Так изо дня в день и из года в год тянется унылая, пустая, скучная и нищенски пестрая неплательщичья жизнь. Довольно значительным количеством интеллигентных ртов съедается довольно значительное количество бюджетных цифр, а в результате — "словно корова лизнула языком". В этой атмосфере "не настоящего", "не заправского" нет минуты веселья, нет здоровья, нет дела, нет сознания простого покоя… Всякого что-то точит, вертит в душе, особливо когда этот всякий остался один сам с собой и улучил минутку, когда может если не лгать прямо, то хоть не вывихивать себя, что почти составляет всеобщую привычку… Лучшее, задушевнейшее желание большинства неплательщиков — уйти друг от друга, и, несмотря на это, завтра, напившись утром чаю, все желающее разбежаться вновь сцепляется в тесный хоровод вокруг пустого места и вновь продолжает почти бесплодную толчею, вырабатывая или, вернее, "вылыгая" себе хлеб.
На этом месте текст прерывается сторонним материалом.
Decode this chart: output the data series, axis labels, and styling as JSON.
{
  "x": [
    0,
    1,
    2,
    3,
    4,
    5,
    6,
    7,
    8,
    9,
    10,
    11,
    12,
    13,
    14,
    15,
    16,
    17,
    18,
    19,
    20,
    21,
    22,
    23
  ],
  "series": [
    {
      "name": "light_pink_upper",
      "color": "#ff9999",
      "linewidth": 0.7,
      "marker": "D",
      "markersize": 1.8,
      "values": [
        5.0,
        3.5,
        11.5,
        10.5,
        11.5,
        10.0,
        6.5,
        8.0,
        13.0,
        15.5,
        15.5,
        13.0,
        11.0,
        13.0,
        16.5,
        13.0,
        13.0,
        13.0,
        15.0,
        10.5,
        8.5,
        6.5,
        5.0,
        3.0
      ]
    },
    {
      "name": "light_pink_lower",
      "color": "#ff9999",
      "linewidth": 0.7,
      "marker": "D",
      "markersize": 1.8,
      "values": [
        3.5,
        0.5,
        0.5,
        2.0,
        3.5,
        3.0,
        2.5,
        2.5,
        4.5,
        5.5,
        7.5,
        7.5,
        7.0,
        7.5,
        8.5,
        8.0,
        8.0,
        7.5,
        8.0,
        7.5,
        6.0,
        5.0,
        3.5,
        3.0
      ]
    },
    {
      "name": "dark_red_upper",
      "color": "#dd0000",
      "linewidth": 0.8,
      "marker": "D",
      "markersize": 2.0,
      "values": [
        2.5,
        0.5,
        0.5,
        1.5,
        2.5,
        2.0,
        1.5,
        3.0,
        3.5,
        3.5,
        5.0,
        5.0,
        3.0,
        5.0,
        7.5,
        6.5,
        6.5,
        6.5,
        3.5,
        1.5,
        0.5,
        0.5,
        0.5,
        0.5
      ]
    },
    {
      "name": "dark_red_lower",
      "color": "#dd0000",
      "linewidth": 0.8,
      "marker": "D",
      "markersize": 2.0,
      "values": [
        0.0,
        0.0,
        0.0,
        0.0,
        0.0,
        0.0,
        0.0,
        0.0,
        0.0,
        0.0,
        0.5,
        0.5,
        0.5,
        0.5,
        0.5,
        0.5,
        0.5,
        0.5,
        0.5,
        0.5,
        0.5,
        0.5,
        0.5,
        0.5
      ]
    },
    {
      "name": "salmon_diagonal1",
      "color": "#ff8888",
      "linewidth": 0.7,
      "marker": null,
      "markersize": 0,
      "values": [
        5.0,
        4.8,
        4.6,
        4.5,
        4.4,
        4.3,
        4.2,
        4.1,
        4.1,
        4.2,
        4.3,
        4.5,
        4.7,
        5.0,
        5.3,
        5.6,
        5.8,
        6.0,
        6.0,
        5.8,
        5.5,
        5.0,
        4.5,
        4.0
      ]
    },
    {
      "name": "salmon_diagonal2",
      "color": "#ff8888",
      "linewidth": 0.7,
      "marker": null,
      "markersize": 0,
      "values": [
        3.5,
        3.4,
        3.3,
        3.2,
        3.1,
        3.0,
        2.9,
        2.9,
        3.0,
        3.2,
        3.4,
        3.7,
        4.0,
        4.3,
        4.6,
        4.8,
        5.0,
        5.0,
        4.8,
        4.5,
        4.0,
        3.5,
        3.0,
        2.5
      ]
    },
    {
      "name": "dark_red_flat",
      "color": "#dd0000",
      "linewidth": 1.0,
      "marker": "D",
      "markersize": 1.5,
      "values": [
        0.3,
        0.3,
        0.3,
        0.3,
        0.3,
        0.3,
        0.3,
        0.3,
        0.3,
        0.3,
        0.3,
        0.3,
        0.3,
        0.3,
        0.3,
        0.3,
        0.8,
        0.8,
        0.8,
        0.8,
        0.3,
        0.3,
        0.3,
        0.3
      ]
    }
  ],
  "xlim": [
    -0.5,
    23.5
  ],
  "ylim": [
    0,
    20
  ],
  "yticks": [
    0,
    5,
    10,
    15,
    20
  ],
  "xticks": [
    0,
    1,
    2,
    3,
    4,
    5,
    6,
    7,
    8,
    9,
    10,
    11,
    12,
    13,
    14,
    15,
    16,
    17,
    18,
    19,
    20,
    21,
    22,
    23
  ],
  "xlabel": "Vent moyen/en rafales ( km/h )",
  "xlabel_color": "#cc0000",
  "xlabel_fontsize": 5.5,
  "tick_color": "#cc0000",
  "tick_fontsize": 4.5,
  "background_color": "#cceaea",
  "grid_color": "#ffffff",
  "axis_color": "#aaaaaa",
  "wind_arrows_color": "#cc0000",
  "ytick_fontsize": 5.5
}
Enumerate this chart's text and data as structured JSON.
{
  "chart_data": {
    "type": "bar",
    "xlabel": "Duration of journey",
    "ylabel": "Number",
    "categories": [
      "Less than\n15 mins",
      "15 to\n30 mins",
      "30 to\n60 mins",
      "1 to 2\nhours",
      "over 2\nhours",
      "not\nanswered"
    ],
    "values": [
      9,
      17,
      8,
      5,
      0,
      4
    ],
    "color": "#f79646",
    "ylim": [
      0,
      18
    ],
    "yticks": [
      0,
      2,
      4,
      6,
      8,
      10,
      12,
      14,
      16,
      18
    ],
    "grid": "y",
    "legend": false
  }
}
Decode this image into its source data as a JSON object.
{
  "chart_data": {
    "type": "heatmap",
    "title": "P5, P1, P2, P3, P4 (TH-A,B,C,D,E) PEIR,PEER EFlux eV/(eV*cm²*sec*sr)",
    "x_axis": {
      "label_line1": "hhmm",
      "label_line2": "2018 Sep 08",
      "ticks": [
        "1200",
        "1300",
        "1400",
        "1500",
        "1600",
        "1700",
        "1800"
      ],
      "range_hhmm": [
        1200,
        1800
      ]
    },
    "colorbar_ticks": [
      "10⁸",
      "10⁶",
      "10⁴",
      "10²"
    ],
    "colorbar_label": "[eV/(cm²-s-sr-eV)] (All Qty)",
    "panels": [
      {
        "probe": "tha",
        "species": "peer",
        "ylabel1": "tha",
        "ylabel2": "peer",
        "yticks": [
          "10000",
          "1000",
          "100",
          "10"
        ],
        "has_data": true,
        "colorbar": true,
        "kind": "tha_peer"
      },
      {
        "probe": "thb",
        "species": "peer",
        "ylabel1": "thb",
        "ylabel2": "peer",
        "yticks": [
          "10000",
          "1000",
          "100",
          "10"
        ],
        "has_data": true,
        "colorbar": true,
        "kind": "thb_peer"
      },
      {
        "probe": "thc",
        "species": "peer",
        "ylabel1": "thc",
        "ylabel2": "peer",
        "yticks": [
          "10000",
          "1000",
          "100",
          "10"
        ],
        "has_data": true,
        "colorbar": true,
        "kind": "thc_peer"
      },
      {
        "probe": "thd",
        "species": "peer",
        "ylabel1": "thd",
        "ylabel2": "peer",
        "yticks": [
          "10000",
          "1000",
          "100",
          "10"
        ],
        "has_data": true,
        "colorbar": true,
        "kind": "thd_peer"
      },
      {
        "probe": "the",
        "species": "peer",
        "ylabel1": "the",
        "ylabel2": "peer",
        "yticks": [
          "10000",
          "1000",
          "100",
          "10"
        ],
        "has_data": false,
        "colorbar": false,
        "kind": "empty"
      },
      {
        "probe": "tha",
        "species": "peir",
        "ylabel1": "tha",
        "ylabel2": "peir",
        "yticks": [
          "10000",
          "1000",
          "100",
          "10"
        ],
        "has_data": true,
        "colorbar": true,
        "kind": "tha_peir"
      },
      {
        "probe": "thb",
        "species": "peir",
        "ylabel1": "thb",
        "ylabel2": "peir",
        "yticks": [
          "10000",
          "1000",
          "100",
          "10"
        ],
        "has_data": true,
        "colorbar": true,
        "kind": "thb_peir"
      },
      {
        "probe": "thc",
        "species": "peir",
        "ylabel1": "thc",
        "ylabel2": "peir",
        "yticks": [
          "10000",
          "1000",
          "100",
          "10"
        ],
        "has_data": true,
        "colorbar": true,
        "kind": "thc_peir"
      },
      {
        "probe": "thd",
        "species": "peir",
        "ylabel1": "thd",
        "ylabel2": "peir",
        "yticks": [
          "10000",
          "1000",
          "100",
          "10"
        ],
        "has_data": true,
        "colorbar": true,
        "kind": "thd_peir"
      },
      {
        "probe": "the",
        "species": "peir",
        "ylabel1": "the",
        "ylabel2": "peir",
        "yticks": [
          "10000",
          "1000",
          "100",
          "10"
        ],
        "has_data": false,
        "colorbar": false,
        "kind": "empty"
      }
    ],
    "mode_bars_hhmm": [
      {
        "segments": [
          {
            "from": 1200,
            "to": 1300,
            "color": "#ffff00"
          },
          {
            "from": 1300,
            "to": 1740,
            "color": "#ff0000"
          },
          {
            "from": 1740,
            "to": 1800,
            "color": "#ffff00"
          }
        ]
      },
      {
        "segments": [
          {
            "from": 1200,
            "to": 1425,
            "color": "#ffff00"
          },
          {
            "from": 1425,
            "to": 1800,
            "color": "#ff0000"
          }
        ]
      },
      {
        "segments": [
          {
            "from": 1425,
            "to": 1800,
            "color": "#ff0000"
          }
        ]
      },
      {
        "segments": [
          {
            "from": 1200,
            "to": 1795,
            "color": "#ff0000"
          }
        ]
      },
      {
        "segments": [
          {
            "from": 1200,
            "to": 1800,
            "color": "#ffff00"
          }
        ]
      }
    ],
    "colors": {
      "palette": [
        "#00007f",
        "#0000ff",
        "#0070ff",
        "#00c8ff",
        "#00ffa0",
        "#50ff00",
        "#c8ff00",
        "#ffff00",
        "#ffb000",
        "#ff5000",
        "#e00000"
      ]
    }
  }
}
Какая-то непроглядная, жалкая бестолковщина, что-то тягучее и крайне больное непрерывно тянется в этой жизни изо дня в день (если не считать моментов, которые веселы даже и для птиц и мух, — любовные дела и проч.), пронизывая воздух, которым приходится дышать, и душным туманом застилая будущее… Бывают моменты, когда одновременно в разных концах неплательщичьего мира чувствуется полное удушье… вот, вот, кажется, дальше нет возможности выносить… И вдруг как молния блеснет: "Слышали? Варенька-то!.. Ведь застрелилась?.. Как? что такое? Неужели?.." И точно могучим ударом могучего кулака ударит та весть по расслабленной неплательщичьей душе… "Стало быть, и вправду душно и трудно!" — думает она… "Вправду, вправду!.." — говорит совесть, отвыкнувшая признавать за правдой какой-нибудь существенный смысл. И все, что уцелело в этой душе хорошего, все выйдет на божий свет. Боже, как ревет иной закоснелый неплательщик в такие минуты!.. Как он много начинает видеть и страшиться — хотя к пустому месту все-таки продолжает ходить аккуратно каждый день в половине двенадцатого утра и, скрепя свое действительно больное сердце, все-таки усердно трудится до пяти часов вечера ради своего рта, трудится над отвиливанием от "насущных вопросов"… А туман, духота мало-помалу опять сгущаются кругом… Опять тянутся скучные и серые дни… тянутся, тянутся, и вдруг опять как гром грянет, где-нибудь не вытерпит и прорвется "сущая правда"… От этих неожиданных появлений сущей правды не застраховано решительно ни одно из тех гнезд, где заседают вокруг пустого места обремененные жалованием неплательщики.